I measure physical effort in steps and I attempt to measure my intellectual exertion by measuring my output in words. Yes, some words come easier than others, but then the same is true for steps also. It's only a rough guide.  My physiological responses to stress or emotion are, however, harder to quantify.

Existing, as we do, within groups of muscles set in opposition to each other it is quite possible to be highly actively *inert*.  Holding one's body in extreme non-productive tension seems like a foolish thing to do with M.E, so I get around the measuring limitation by avoiding these forms of activities wherever I can - or at the very least expressing my tension, through exertion, or verbally.

The second limitation of activity monitoring is when an entire day's activity and sleep are reduced down to a single step-count. This loses vital information about when activity and inactivity are occurring and this tends to unhelpfully group patients at very different stages of M.E together.

For example, we may have two patients, each reporting 1,000 steps in a day, the first gaining these through a smooth, sustainable activity-curve, while the second is stumbling through their day in violent fits and starts. I know which of these two I'd put money on to benefit from exertion increase and which will surely worsen as a result.

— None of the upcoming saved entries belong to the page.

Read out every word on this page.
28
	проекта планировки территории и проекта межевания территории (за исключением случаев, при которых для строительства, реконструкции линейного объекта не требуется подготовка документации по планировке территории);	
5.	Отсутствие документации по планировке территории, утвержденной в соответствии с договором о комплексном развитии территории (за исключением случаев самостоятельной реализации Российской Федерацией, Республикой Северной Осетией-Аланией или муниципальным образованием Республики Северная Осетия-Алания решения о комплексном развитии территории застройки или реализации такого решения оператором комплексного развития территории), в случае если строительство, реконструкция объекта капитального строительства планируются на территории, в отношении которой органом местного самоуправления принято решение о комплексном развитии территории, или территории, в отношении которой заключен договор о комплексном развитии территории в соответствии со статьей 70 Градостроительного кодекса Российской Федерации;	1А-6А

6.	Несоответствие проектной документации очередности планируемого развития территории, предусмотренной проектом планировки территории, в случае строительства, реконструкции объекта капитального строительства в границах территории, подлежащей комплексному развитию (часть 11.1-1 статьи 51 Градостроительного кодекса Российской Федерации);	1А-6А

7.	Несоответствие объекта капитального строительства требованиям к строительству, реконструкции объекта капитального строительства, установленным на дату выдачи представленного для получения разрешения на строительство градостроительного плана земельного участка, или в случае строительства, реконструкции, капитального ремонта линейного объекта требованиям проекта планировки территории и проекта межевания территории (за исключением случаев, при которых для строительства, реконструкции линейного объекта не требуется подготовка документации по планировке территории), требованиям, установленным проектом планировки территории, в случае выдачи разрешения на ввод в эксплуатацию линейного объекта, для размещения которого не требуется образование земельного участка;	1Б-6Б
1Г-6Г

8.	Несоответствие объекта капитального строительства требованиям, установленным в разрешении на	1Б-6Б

Sleep measurement is also vital within the management of M.E. Electronic devices in the home are catching up in this regard, though it is often hard to interpret the information presented. What is clear is that a few more minutes of REM sleep can make all the difference in the world to one's mental outlook and concentration and that a single, sustained, sleep *during the night* gives the best chance of activity the following day. However, as with activity, changes to sleep cannot, I think, be usefully imposed from above. Within M.E, improvement and recovery of function is nurtured and grown.


M.E patients can chart their steps and sleep automatically. All M.E patients should be doing this. It is not enough to say to the doctor "exercise hurt me", both doctor and patient must be able to see the effect of any and every event or intervention on a patient's ongoing level of activity over time. If exertion truly leaves a scar, then let it be recorded. Let it be seen by all.